Develop context-sensitive strategies and guidelines. Global strategies and operational guidelines are often insufficient or context blind. One example is using humanitarian sector guidance to direct support for displaced populations who remain in host countries for extended periods. Developing context-sensitive guidelines for development settings, conflict situations, and humanitarian contexts can improve effectiveness. IDRC supported a global effort (reported in a special journal issue of Conflict and Health) to develop maternal and child health guidelines in conflict settings.

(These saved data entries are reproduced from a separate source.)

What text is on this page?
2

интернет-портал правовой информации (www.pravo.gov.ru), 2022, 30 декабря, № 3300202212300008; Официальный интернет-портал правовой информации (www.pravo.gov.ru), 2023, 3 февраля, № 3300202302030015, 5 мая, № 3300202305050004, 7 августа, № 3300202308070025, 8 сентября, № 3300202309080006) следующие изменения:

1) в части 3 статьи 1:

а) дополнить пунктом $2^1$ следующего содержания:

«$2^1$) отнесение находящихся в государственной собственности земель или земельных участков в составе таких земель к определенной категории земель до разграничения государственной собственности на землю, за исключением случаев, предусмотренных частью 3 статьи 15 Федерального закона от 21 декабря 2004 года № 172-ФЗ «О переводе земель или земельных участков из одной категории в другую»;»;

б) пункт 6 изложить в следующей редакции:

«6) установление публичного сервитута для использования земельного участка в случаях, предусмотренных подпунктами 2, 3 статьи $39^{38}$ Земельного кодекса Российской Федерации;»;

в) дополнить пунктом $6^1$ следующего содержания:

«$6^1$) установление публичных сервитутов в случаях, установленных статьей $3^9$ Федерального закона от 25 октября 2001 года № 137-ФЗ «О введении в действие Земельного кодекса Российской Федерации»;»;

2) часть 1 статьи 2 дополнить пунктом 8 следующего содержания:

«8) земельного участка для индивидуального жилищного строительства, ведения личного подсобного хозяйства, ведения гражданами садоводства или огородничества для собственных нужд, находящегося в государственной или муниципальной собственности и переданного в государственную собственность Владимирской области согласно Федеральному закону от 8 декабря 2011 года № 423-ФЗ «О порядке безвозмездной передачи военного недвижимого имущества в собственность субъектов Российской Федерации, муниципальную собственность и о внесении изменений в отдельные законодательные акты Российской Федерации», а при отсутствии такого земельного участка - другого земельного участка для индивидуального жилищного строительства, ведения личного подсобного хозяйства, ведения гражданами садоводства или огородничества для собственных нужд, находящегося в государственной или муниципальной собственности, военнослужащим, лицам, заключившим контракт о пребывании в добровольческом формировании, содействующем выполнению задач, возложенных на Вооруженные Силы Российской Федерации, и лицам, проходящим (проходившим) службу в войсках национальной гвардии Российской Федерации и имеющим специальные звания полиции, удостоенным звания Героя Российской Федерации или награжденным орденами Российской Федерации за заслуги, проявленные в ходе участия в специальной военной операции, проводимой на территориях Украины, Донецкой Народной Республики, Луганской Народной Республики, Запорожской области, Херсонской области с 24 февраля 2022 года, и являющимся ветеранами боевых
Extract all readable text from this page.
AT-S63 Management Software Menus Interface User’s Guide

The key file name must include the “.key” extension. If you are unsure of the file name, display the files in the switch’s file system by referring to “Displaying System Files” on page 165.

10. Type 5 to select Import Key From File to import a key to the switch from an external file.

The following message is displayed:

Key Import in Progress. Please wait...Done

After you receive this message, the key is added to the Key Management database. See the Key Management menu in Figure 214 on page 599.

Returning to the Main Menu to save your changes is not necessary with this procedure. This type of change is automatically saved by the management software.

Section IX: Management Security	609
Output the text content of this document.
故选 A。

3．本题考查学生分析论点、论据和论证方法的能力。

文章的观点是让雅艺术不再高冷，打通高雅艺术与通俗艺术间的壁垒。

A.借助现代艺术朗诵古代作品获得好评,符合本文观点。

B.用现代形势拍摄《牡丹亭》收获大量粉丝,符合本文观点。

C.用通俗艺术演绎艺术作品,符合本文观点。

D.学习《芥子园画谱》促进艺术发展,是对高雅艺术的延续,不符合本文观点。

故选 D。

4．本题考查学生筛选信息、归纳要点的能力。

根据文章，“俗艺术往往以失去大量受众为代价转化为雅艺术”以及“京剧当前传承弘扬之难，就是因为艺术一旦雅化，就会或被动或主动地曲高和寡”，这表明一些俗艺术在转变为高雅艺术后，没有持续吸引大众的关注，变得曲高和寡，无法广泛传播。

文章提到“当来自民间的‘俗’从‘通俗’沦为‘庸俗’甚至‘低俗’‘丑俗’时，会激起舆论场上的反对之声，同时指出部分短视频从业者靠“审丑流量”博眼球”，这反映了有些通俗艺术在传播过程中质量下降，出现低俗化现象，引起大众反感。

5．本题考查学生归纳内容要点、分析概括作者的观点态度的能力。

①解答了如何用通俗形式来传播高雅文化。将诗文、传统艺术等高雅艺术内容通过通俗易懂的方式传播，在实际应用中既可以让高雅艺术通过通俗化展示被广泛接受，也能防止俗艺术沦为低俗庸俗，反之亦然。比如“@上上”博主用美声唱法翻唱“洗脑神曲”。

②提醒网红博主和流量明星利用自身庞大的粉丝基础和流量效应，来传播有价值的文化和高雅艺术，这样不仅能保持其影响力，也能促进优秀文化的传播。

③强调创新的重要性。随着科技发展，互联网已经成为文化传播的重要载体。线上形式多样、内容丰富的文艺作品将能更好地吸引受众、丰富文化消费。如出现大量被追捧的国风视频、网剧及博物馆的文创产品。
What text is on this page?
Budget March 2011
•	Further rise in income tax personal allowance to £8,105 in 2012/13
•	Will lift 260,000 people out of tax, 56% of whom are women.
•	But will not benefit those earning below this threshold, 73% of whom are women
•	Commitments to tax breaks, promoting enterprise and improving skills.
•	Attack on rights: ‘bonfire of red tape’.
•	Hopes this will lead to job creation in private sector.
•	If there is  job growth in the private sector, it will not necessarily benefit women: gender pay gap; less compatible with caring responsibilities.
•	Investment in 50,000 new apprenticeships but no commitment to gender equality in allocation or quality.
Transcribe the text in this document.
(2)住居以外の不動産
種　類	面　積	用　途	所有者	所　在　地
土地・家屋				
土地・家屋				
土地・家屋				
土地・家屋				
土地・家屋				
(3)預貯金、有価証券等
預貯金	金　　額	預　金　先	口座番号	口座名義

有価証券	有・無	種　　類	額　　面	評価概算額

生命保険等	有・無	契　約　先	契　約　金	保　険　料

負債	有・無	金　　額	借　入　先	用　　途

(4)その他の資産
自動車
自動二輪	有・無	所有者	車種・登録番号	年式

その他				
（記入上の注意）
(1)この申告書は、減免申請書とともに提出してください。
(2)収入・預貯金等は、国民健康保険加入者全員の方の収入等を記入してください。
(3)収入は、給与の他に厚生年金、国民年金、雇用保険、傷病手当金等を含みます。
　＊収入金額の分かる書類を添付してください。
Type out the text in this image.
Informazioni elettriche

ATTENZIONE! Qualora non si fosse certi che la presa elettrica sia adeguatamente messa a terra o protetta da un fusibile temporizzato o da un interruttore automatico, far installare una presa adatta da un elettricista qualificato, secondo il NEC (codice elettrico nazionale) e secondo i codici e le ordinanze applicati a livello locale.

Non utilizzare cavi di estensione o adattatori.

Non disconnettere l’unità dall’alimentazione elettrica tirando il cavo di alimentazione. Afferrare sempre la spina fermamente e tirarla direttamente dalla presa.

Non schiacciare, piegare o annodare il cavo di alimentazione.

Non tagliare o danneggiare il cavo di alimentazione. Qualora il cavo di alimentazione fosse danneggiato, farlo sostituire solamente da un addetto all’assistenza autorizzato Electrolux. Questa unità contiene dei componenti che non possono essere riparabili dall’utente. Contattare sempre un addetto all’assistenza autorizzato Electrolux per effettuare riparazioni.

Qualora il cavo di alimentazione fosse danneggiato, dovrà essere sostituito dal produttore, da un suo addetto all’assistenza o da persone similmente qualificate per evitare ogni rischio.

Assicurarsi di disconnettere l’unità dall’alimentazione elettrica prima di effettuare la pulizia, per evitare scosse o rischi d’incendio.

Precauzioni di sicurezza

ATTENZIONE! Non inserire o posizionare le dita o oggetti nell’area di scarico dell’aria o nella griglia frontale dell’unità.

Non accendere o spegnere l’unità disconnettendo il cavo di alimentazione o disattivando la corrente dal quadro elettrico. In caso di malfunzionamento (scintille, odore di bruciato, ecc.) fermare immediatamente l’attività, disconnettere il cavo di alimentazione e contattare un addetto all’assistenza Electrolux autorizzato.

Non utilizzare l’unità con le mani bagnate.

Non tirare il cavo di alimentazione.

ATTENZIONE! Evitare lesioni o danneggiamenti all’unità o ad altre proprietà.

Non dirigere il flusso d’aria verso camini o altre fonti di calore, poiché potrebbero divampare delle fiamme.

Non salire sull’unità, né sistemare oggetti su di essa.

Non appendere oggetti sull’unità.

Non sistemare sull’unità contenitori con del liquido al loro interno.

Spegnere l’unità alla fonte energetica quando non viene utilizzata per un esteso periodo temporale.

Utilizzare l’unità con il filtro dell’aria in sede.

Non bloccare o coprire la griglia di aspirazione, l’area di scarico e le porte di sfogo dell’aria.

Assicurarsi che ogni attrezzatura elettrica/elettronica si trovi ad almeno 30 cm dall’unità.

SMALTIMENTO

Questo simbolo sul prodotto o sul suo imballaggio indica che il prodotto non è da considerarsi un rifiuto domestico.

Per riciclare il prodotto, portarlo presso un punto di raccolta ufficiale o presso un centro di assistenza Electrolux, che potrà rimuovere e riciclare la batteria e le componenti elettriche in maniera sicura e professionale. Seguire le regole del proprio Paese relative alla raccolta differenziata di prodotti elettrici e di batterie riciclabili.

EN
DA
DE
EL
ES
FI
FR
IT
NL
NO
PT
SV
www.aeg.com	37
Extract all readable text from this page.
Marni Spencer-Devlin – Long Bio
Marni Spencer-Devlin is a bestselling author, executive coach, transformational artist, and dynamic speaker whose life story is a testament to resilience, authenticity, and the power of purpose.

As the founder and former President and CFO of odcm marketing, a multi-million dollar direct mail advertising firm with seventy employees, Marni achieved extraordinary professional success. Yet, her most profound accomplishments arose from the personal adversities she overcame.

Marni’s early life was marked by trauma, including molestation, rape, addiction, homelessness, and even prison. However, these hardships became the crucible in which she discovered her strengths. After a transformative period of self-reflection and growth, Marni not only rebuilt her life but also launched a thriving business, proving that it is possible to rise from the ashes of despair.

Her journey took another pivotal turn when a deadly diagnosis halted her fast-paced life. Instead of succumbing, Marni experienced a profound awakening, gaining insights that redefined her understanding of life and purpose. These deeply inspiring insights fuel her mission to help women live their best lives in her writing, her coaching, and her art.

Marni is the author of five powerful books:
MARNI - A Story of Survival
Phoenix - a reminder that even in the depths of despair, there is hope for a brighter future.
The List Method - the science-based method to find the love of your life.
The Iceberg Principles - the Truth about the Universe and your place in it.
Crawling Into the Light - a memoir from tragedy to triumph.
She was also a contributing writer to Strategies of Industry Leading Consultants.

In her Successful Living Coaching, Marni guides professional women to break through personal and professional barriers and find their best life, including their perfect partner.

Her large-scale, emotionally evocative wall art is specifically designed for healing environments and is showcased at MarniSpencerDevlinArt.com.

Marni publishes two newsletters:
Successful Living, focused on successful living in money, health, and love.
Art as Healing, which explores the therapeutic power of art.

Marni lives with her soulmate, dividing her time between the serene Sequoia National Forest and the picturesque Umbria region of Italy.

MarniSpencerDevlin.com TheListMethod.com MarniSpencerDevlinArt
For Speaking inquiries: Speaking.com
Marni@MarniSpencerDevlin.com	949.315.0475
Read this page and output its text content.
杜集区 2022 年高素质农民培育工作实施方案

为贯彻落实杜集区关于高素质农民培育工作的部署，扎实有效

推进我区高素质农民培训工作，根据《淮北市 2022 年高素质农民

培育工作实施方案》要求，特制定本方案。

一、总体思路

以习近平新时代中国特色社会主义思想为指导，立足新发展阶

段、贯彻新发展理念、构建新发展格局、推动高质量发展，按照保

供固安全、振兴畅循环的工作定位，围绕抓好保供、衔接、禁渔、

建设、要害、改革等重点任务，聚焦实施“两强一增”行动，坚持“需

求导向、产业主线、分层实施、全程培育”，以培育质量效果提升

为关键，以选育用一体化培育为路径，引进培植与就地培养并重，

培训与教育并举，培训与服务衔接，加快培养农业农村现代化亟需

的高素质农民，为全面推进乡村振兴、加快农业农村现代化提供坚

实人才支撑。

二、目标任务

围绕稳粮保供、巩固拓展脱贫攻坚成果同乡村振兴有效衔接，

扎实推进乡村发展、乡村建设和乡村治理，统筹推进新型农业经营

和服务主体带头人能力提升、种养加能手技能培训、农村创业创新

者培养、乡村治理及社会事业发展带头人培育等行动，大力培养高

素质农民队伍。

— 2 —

Enhance collaboration through research across the three sectors. Research is critical for identifying organizational barriers to collaboration, designing evidence-based interventions that span the nexus, and generating integrated, disaggregated data to highlight impacts on vulnerable groups, including women and girls.
Involve communities and local civil society in decision-making across the nexus. Transferring programs and solutions from one context to another often leads to suboptimal results. Encouraging the active participation of communities and non-governmental organizations that are representative of all members of society can improve results.The benefits of working together across sectors outweigh the challenges. With the COVID-19 pandemic, growing climate risks, and continuing threats of conflict, we need to align organizational mandates to create more coherent programming, enhance funding flows, and improve communication and knowledge sharing across humanitarian, development, and peace and security sectors.